Al final, Dègel acabó por despedir amablemente a Sísifo, casi empujándolo fuera mientras se seguía gritando con Kardia.

Las cosas no mejoraron con el tiempo, Kardia encontró en Sísifo una víctima perfecta que perdía los estribos más rápido que él, acto seguido, acababan los dos reportados con Sage y, al parecer, el Patriarca encontraba poco menos que curiosa la interacción entre ellos.

Quizás es que a su edad, a sus años, ya había visto pasar a muchos otros que tampoco se llevaban muy bien que se dijera.

Luego, las cosas no pararon ahí, ¡no señor!, todavía falta ver lo siguiente, y fueron dos cosas en particular las que le hicieron perder el ánimo de tratar de domar a Kardia, domarlo como el animal salvaje que era… bueno, eso lo pensaba para sus adentros.

A menudo trataba de abstraerse de que tenía que estar al pendiente de él, de cuidar su salud, y tuvo tantas ganas de hacerse el desaparecido.

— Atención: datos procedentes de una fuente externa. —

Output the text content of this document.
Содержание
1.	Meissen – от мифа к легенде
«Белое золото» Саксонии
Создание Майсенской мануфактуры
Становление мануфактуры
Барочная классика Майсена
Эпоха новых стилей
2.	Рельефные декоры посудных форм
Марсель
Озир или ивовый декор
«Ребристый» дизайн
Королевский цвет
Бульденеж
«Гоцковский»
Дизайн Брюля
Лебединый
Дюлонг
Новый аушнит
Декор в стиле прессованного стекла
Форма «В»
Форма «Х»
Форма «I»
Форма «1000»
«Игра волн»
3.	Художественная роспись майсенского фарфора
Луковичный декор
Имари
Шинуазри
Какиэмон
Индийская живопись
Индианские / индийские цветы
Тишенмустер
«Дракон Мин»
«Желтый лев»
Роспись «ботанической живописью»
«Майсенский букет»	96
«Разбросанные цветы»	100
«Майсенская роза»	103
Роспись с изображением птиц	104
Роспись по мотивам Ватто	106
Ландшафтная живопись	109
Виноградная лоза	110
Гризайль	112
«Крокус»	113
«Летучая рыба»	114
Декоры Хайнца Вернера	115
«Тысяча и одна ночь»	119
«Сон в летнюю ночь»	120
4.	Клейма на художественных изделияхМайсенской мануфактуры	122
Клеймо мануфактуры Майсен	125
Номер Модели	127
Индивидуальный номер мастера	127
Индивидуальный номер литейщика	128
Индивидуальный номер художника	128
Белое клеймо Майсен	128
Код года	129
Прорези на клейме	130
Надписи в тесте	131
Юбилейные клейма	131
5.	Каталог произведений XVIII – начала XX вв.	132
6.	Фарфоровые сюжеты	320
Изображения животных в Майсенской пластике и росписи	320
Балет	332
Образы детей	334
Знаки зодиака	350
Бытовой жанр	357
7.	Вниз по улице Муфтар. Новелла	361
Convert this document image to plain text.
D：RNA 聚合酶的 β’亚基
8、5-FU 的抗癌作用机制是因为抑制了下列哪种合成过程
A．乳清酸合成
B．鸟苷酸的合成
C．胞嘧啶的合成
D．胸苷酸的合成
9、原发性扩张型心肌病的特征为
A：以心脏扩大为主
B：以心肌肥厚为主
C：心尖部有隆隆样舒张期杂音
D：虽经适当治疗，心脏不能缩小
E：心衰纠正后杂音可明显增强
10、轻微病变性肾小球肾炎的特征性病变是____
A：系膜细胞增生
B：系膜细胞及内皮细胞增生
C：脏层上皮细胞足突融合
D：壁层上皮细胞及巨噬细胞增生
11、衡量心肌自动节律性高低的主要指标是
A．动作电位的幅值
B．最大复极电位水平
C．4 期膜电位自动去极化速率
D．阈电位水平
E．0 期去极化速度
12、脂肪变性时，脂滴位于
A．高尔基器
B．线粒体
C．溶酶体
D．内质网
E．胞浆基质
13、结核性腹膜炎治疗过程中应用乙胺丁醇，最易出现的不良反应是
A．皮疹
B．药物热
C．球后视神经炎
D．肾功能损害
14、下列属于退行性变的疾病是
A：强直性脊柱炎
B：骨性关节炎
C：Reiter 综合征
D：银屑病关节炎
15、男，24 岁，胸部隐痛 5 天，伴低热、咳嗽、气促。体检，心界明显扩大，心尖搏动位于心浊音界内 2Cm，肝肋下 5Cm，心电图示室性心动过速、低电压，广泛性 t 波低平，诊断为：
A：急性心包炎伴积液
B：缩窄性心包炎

Primera razón por la que no lo hizo: Kardia comenzó a escaparse por las noches. La primera vez pensó que simplemente le había jugado una de sus bromas y se había escondido, pero… no apareció sino hasta después de varias horas, y cuando lo hizo, perfectamente notaba el olor de tabaco y vino… ¡Encima de todo se había largado por ahí de farra!

¡Era para matarlo!

—Este tipo de cosas, son las que te van a matar, sobre todo tú que no gozas de mucha salud —le reprendió un día.

—Sabes perfectamente que acabaremos machacándonos en batalla… lo sabes, ¿no? —Le respondió con frialdad.

—Es nuestro deber…

—Lo sé, así que de todos modos quiero vivir al límite, porque ¿sabes?, lo que está sucediendo justo ahora, ha quedado ya en el pasado…

Aquellas palabras, en medio de su obnubilada mente, tenían un mohín de verdad, algo en lo que le dijo parecía ser legítimo, pero… se negaba a darle un ápice de razón; además, no entendía por qué esa obsesión de "vivir al límite", y no la entendería sino hasta mucho después. Y entonces, quiso no entender.

Lo segundo, bueno, lo segundo fue algo para lo que no tenía explicación: Albafica no le gustaba en lo más mínimo, es más le desagradaba.

Eso era algo irracional e inexplicable; para alguien tan pragmático como Dègel, aquello entraba en el campo de las cosas sin razón de ser. Es más, ni siquiera tendría que importar, ellos eran la generación de la sangre, la de los que tendrían que morir para que los demás vivieran, ése era su ineludible destino, poco o nada importaba si se agradaban los unos a los otros.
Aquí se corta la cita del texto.